Por exemplo, Street Fighter: A Última Batalha está disponível para compra e aluguel digitais no Brasil apenas no Amazon Prime Video, que também suporta streaming mediante assinatura acessória do Sony One, que chegou em maio de 2024 ao país; fora de nossas paragens, o filme podse ser assistido no Hulu, no que ambos serviços revertem trocados adicionais à Capcom.

Claro que o filme com Van Damme não rende nem perto do que o estúdio lucra com seus games, que vêm anotando recordes de receita ano após ano, mas quem vai recusar dinheiro livre e sem perrengues?

A clássica cena final do filme, com os atores reproduzindo as poses de vitória dos lutadores nos games (Crédito: Reprodução/Edward R. Pressman Productions/Capcom/Universal Pictures/Columbia Pictures/Sony)

A clássica cena final do filme, com os atores reproduzindo as poses de vitória dos lutadores nos games (Crédito: Reprodução/Edward R. Pressman Productions/Capcom/Universal Pictures/Columbia Pictures/Sony)

Um filme memorável, pelos motivos "certos"

A produção de Street Fighter: A Última Batalha foi caótica, como era de se esperar. A Capcom, como co-financiadora do projeto, injetou a maioria dos US$ 35 milhões do orçamento (US$ 74,17 milhões em 25/06/2024, corrigidos pela inflação), mas exigiu que o filme fosse lançado em dezembro de 1994, para aproveitar um ano com dois lançamentos nos cinemas.
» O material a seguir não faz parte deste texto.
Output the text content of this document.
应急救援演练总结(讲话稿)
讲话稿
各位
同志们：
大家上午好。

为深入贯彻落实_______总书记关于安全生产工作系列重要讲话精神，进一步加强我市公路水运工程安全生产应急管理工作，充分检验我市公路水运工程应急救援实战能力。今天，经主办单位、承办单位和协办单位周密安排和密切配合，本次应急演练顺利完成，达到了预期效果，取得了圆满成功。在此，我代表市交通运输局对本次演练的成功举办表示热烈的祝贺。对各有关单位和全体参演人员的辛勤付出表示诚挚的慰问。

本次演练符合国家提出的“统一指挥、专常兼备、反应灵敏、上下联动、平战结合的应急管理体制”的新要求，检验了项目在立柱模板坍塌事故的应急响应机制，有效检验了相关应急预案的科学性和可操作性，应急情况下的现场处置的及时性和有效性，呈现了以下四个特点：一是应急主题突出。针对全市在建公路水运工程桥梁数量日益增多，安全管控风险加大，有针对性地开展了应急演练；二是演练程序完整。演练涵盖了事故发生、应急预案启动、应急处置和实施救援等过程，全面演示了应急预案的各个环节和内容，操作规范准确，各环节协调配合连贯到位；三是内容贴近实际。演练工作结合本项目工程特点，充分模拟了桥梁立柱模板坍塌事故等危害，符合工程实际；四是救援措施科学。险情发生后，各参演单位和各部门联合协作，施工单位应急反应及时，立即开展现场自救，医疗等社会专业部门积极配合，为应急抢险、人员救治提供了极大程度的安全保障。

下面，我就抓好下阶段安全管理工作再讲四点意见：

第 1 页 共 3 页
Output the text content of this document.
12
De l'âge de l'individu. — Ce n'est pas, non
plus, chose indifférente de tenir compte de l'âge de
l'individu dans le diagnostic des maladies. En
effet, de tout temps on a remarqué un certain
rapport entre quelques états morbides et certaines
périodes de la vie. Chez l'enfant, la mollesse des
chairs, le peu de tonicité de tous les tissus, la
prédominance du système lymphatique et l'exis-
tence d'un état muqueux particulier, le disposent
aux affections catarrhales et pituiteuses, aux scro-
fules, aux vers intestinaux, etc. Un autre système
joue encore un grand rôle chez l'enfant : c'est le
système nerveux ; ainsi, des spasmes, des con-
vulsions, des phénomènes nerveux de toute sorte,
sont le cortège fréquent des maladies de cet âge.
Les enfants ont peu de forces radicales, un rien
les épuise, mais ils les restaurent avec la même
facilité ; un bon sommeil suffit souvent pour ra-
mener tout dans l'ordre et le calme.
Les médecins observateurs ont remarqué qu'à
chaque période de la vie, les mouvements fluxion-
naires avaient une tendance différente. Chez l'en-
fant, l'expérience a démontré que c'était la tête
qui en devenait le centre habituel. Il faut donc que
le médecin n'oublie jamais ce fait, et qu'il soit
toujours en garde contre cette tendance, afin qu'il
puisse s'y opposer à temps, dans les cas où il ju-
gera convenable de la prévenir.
Meses antes, em agosto, o longa animado Street Fighter II: The Animated Movie, muito mais fiel aos games, chegaria às salas de projeção dos principais mercados; no Brasil, ele só desembarcou em fevereiro de 1996.

Voltando ao live action, boa parte do dinheiro foi garfado por Van Damme (US$ 8 milhões), que a Capcom queria no papel de Guile, e Raul Julia, que aceitou encarnar o vilão M. Bison por seus filhos serem fãs dos jogos, e o processo lhe permitia passar mais tempo com sua família. A redução da grana disponível forçou os produtores a escalarem uma pletora de desconhecidos para os demais world warriors.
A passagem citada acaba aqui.